Kappenman was a major contributor to a report published by the National Academy of Sciences (NAS) in 2008, titled “Severe Space Weather Events: Understanding Societal and Economic Impacts.” The report paints a grim picture of the impact a power and communication black-out of that magnitude might have on our lives.

It would amount to events much worse than the loss of telephone, Internet and television communications, that people all over the world not only use for both business and pleasure. The NAS report suggests that it also would include “disruption of the transportation, communication, banking and finance systems, and government services, the breakdown of the distribution of potable water owing to pump failure and the loss of perishable foods and medications because of lack of refrigeration.”

Kappenman said the catastrophic events could multiply if the black-out hits a vast part of the nation. For example, he told Joseph that “oil and water pumping would cease, natural gas, too. There would be no ability to refuel a vehicle.” He said railroads would be stopped. Without fuel repair crews would be hampered from repairing the damaged transformers and getting power restored. It would be impossible to transport food, water and medical supplies to people in the affected cities and towns.

In space, geomagnetic storms actually can heat the Earth’s upper atmosphere. This can cause drag that changes the orbit of a satellite or cause them to fall to Earth and burn up. Needless to say the storms also can affect the electronics within the satellites, possibly disabling them completely.

While a solar blast might only affect one part of the planet, with severe damage to systems in only one region of the world, the report said that alone could impact the entire nation if not everyone in the world.

If Kappenman is correct, and common wisdom suggests that he knows what he is talking about, now that we have blindly set ourselves up for a super electronic disaster, is there anything that we can do to protect ourselves?

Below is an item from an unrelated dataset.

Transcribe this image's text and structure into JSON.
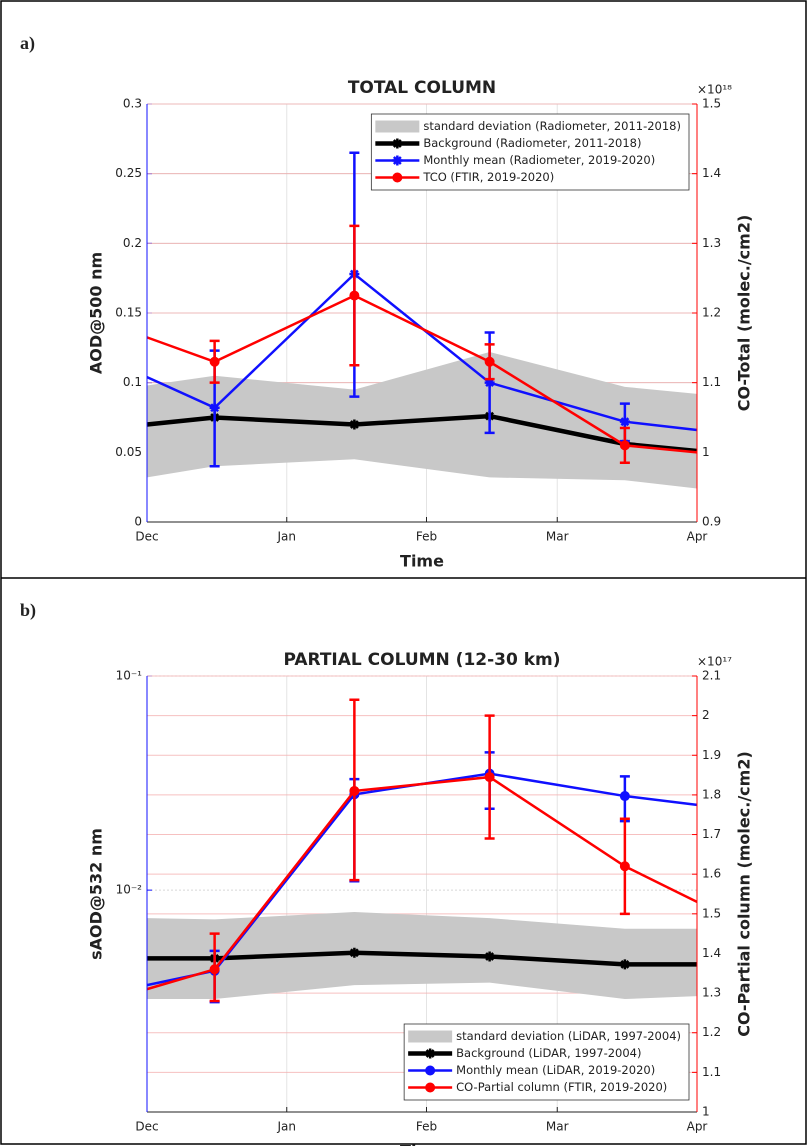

Of course there is. He believes the grid can be protected from solar storms by installing super surge suppressors like the ones we use to protect our computers and plasma televisions in our homes. He did not have a plan for protecting satellites and all of the communication systems that now depend on them.

Kappenman says surge suppressors would work because solar EMP blasts discharge massive electrical currents into the earth. This is what messes up the electrical grid system. But large surge suppressors placed between the ground and the transformers would capture the blast coming up from the ground before it hits the power system.

Is anybody listening? Will power companies make the investment and prepare for the eventuality of such a disaster? Probably not. Kappenman said surge suppressors big enough to do the job would cost up to $50,000 each, and at there are about 5,000 operating transformers in the North American grid.

While common sense tells us it would be money well spent, we know from experience that few corporate leaders in America are not much using common sense in what they do these days.